Sur le papier, une plateforme de XDR doit donc pouvoir ingérer les données de l’EDR, de la passerelle Web, du système de filtrage de la messagerie, de la passerelle d’accès cloud sécurisé (CASB), des outils de gestion des identités et des accès (IAM), de ceux de prévention des fuites de données (DLP), des pare-feu, des systèmes de détection/prévention d’intrusion (IDS/IPS) et d’analyse du trafic réseau (NTA), etc. On peut ajouter à cela les systèmes d’analyse comportementale (UEBA) ou encore de gestion du renseignement sur les menaces (CTI), voire au-delà, jusqu’aux contrôles de sécurité des environnements cloud.
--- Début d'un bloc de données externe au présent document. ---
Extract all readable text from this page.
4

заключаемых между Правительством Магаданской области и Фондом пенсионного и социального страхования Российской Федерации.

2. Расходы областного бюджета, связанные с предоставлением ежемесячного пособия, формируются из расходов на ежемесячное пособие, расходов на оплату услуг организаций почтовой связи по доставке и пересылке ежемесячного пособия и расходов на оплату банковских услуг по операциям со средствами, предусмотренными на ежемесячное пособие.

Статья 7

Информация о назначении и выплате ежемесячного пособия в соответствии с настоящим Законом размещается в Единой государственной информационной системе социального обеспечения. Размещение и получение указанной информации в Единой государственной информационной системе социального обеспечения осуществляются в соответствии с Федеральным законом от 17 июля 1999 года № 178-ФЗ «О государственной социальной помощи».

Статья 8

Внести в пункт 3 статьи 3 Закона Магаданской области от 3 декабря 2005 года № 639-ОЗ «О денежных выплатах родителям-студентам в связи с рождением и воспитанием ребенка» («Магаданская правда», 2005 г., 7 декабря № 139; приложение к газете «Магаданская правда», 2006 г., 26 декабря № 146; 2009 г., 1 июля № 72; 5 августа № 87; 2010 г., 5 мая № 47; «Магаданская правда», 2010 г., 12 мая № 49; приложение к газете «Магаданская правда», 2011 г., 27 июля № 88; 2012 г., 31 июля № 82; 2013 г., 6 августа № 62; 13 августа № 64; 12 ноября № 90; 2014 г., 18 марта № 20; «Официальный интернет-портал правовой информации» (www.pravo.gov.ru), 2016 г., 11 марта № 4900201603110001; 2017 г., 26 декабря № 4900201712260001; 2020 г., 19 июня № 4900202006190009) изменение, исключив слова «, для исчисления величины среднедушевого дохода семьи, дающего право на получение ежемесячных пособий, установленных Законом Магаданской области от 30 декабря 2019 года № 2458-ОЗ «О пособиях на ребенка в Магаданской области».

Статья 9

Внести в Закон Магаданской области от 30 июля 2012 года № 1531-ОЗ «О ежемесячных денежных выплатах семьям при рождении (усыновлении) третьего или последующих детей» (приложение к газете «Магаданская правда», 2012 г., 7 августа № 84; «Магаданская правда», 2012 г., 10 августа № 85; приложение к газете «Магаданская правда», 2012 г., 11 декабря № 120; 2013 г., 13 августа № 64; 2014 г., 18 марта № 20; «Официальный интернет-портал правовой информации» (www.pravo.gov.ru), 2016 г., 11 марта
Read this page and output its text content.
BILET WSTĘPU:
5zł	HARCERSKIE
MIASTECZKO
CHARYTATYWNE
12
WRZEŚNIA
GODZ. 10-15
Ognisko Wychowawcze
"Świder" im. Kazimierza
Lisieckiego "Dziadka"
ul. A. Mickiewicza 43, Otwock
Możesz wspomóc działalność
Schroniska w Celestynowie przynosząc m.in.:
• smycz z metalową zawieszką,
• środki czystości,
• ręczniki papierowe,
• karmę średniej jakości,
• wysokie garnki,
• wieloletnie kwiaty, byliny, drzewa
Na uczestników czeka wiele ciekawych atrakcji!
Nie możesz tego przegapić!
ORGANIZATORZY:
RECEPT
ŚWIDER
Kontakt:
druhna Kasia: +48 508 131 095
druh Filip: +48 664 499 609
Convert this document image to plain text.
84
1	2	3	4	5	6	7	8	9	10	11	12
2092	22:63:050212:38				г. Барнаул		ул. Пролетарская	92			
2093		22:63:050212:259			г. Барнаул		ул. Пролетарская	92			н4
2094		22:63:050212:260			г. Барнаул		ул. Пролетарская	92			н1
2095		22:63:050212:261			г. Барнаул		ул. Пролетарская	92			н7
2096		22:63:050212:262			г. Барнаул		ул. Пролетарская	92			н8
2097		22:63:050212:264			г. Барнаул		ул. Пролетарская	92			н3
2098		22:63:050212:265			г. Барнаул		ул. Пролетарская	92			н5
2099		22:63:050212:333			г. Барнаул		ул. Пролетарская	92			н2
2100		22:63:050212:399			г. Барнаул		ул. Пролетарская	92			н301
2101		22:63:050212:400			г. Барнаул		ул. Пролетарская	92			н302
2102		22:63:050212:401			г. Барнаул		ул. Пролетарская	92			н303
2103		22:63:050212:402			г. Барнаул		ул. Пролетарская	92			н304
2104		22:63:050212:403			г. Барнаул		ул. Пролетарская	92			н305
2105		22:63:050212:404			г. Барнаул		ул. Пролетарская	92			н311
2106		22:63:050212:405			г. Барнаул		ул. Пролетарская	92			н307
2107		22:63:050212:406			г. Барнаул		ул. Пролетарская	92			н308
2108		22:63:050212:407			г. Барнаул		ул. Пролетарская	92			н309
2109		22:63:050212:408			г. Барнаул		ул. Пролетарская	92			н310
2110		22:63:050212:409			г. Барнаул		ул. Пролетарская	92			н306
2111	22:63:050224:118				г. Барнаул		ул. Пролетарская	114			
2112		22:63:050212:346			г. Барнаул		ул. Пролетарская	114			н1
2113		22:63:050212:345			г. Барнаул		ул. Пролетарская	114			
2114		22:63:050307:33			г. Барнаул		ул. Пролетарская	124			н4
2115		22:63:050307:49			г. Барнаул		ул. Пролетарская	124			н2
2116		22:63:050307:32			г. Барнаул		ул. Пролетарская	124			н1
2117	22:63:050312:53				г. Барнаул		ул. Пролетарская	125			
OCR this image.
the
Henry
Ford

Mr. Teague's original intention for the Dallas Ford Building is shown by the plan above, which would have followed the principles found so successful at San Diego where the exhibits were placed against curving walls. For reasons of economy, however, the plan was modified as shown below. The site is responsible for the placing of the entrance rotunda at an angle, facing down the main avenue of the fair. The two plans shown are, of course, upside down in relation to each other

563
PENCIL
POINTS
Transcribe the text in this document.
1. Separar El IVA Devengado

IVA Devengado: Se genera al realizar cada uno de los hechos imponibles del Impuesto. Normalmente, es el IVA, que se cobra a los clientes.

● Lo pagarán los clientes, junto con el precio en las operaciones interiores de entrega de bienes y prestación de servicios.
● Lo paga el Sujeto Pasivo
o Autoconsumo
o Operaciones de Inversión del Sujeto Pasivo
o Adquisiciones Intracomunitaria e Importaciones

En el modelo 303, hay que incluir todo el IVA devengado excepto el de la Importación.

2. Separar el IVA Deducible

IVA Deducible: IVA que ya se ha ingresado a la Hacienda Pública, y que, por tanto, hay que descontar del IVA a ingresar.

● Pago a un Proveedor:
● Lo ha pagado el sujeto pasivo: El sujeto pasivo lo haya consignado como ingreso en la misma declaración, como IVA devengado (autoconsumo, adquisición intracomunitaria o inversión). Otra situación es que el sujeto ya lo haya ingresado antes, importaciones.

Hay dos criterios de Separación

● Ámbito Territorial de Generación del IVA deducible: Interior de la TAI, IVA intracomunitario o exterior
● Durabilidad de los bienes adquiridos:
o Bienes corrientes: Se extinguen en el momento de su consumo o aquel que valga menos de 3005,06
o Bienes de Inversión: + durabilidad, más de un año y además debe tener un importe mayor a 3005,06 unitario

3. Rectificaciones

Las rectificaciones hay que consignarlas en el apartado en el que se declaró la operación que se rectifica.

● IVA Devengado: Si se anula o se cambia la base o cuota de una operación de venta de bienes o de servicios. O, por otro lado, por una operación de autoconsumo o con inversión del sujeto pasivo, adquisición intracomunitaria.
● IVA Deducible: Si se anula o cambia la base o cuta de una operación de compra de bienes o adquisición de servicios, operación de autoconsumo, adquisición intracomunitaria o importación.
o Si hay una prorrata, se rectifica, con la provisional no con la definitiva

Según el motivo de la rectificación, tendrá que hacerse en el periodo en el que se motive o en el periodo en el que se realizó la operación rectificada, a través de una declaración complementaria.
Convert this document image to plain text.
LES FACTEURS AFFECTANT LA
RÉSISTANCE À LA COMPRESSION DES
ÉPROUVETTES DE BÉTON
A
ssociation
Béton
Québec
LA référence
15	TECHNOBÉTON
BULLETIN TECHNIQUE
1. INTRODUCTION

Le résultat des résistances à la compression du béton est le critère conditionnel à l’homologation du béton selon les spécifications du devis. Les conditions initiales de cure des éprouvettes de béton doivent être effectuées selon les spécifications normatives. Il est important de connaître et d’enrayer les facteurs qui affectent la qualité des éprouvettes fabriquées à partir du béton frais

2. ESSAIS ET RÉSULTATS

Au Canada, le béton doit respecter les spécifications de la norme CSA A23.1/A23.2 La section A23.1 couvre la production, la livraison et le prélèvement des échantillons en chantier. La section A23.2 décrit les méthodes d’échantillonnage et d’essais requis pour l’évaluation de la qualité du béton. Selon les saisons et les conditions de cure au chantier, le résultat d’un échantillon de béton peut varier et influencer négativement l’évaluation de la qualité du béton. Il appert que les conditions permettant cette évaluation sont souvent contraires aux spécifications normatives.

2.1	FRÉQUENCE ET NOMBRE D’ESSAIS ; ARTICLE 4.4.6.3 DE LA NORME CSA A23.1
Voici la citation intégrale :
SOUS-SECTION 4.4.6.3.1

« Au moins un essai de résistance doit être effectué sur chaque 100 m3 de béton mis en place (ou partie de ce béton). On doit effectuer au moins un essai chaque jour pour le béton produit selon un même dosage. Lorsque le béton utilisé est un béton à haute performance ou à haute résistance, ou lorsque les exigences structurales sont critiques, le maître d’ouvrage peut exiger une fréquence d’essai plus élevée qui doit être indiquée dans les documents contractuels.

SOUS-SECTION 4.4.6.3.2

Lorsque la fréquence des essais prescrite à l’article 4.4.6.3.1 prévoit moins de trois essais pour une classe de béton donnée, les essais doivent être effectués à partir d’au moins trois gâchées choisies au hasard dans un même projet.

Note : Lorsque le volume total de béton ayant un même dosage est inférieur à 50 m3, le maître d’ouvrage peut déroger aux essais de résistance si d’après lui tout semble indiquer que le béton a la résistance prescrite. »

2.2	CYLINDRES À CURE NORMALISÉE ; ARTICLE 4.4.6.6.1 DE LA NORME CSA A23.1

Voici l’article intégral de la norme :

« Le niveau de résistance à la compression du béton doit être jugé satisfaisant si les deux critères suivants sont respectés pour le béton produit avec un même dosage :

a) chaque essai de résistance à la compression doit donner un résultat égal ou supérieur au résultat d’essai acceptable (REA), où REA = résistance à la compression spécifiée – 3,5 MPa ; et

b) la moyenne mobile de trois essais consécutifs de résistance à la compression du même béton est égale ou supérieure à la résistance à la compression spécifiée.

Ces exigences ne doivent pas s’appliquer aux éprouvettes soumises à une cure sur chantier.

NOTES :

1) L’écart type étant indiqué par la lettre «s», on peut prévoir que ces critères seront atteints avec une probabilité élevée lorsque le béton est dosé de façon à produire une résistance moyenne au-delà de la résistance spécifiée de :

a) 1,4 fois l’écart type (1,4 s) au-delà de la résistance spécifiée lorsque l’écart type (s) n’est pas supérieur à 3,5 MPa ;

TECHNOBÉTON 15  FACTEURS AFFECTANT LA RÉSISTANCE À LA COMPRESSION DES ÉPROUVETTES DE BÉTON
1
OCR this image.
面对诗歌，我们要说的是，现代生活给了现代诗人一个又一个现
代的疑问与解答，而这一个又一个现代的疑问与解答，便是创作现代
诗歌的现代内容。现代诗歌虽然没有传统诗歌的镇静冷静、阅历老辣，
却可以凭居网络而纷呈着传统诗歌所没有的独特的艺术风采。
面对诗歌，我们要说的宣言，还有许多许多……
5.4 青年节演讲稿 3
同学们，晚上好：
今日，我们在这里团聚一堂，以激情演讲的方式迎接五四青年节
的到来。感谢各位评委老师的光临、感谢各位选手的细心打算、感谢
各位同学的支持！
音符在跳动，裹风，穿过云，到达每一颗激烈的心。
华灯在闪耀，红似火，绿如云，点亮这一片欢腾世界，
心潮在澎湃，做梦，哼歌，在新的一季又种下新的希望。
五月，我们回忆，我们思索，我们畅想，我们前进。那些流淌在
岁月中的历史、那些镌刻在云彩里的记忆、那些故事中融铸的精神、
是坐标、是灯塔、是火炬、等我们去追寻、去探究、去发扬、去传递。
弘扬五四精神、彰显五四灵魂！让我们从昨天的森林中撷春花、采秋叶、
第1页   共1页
De là, la plateforme de XDR doit embarquer des capacités de normalisation pour stocker toutes ces données dans la data lake où viendra s’alimenter un moteur de corrélation. En sortie, la plateforme doit proposer des capacités de réponse à incident, d’automatisation, de gestion de workflows, sans oublier des APIs.
Un marché émergent
Si la promesse peut paraître alléchante, force est de constater que l’offre est encore naissante. Les analystes de Gartner soulignent d’ailleurs qu’à ce stade, pour l’essentiel, les plateformes de XDR sont essentiellement proposées par « des fournisseurs dont le portefeuille de produits de protection de l’infrastructure est unifié par leur propre plateforme XDR en mode SaaS ».
Mais la véritable étendue des capacités concrètement offertes dépend des capacités d’intégration avec des produits tiers. D’ailleurs, Peter Firstbrook et Craig Lawson relèvent que « la réalité aujourd’hui est qu’il y a peu de standards communs pour l’intégration de données à ce niveau, ou d’API extensives permettant d’automatiser » effectivement des environnements largement hétérogènes.
Peter Firstbrook et Craig LawsonAnalystes, Gartner
Mais les analystes ne s’attendent pas moins à l’apparition d’acteurs spécialisés et indépendants jouant strictement la carte de l’intégration. Et de citer déjà un premier exemple Huniters.ai.
Face à la jeunesse du marché, Peter Firstbrook et Craig Lawson soulignent plusieurs risques. Le premier consiste à ne pas se bercer d’illusions : plus on intègre de sources de données, plus on génère d’alertes, et si « le XDR est susceptible d’améliorer la situation », en accélérant certaines tâches de corrélation et de qualification, « il est improbable qu’il résolve » le problème.
Et il faut aussi compter avec le risque de se retrouver captif d’un fournisseur, voire au passage de perte en effectivité de sa sécurité : « qu’un fournisseur fasse plusieurs choses qui s’intègrent ne signifie pas qu’il les fasse bien ». Ni qu’il soit capable de supporter les intégrations tierces susceptibles d’apporter une véritable valeur additionnelle.